Violence Grows in Guantanamo Bay as Inmates Continue Hunger Strike
In Guantanamo Bay, Cuba, prisoners were confronted with rubber bullets on Saturday in a clash against guards. The inmates were attacking guards in protest of an end to communal housing, several sources reported Monday.
Prisoners have been on hunger strike against pillaging of personal items by guards since February, and the Pentagon recently named 11 inmates being force fed, in order to combat the ongoing strike. The striking inmates are also said to be starving themselves in order to draw attention to their indefinite confinement, lawyers said.
Amnesty International has reported that approximately 60 inmates, many of whom have been hunger striking, have been cleared for release. However, despite President Obama’s pledge to close the prison in 2009, the United States has not taken action to effectively close the prison and to return the inmates to their countries of origin.
This group of inmates at Guantanamo Bay were housed in the minimum security area, called Camp 6, where 80 to 100 inmates live together and participate in group activities like eating and praying.
The decision was made to change housing after inmates began to cover windows and security cameras in an attempt to limit the 24-hour surveillance placed on detainees. The move resulted in resistance from inmates using weapons like batons, broomsticks, and plastic water bottles, followed by a response from guards.
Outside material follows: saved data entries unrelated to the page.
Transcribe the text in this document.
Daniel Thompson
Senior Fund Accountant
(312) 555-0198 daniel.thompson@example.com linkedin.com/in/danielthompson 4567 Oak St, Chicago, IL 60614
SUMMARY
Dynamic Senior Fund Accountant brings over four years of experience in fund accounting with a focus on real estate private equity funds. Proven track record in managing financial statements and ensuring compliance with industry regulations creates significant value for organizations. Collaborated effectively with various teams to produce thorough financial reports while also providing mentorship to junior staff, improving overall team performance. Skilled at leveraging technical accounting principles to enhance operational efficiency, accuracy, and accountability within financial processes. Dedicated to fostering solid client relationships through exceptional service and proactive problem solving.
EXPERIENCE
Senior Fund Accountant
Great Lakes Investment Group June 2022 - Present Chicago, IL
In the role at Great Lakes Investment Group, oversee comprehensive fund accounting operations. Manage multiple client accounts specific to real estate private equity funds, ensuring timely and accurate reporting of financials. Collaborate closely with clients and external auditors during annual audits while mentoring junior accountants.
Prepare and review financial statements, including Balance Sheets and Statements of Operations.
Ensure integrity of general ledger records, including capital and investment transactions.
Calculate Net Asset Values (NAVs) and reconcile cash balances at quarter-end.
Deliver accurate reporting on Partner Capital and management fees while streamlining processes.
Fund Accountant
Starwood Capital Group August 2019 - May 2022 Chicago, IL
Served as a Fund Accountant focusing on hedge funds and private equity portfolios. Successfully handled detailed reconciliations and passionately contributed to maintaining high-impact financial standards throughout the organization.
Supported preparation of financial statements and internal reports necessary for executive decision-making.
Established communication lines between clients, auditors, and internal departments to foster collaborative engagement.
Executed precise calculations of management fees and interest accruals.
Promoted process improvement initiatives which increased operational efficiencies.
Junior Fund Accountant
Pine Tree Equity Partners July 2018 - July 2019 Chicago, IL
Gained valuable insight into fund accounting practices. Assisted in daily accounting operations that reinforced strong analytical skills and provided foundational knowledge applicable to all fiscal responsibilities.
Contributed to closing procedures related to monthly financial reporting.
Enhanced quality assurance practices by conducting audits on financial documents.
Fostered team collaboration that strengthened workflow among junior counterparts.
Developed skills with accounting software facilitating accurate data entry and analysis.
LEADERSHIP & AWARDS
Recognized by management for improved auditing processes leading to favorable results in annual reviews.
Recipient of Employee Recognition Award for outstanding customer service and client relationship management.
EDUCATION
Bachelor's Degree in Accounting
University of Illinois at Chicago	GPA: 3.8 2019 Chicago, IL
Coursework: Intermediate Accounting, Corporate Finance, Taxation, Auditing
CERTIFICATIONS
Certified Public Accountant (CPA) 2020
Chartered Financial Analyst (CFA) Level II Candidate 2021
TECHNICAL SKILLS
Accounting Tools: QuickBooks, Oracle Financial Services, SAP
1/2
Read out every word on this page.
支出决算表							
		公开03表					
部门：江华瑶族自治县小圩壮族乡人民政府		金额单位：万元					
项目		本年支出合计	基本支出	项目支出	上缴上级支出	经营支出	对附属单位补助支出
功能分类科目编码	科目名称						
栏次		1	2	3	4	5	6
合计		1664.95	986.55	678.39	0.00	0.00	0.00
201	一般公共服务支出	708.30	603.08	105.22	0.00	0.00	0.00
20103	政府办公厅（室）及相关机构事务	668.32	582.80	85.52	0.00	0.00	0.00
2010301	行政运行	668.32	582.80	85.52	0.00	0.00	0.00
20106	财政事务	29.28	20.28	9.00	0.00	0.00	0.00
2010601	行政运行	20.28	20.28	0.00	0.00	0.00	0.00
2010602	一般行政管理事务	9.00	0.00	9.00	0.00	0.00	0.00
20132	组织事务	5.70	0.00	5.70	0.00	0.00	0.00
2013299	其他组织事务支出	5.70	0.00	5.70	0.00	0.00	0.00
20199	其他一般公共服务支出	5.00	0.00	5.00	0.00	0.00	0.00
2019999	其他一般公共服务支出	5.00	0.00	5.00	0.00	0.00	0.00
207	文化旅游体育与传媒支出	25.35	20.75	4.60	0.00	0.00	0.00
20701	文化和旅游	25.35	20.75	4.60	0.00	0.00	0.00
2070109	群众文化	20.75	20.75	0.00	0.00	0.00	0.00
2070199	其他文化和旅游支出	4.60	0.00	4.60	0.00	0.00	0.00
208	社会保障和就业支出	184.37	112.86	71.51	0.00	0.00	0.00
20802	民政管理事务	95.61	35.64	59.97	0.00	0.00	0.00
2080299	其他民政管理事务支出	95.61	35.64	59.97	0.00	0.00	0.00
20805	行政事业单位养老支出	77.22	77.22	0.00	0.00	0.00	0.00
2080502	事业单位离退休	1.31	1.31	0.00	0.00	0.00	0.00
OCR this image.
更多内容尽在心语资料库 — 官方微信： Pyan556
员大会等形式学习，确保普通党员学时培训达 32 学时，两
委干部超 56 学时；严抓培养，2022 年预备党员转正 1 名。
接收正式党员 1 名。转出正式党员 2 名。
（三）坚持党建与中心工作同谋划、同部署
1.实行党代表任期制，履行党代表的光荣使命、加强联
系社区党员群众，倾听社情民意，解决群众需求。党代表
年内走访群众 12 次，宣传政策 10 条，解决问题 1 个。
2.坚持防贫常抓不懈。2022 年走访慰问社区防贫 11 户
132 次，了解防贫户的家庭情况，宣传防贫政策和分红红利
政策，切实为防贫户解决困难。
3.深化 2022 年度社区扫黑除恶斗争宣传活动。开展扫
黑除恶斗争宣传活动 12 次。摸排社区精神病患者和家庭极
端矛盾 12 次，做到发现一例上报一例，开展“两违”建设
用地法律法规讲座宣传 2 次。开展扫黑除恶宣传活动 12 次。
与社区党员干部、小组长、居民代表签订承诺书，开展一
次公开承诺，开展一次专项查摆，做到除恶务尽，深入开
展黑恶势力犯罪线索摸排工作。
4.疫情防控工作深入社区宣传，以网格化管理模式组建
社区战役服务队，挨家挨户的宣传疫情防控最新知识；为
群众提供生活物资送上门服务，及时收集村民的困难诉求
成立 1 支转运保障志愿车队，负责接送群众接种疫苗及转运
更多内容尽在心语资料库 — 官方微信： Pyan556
The official statement reported NPR says “Some detainees resisted with improvised weapons, and in response, four less-than-lethal rounds were fired. There were no serious injuries to guards or detainees.”
UN Human Rights High Commissioner Navi Pillay expressed discouragement about the United States’ inability to close the prison. “I am deeply disappointed that the US Government has not been able to close Guantánamo Bay, despite repeatedly committing itself to do so,” Pillay said in April.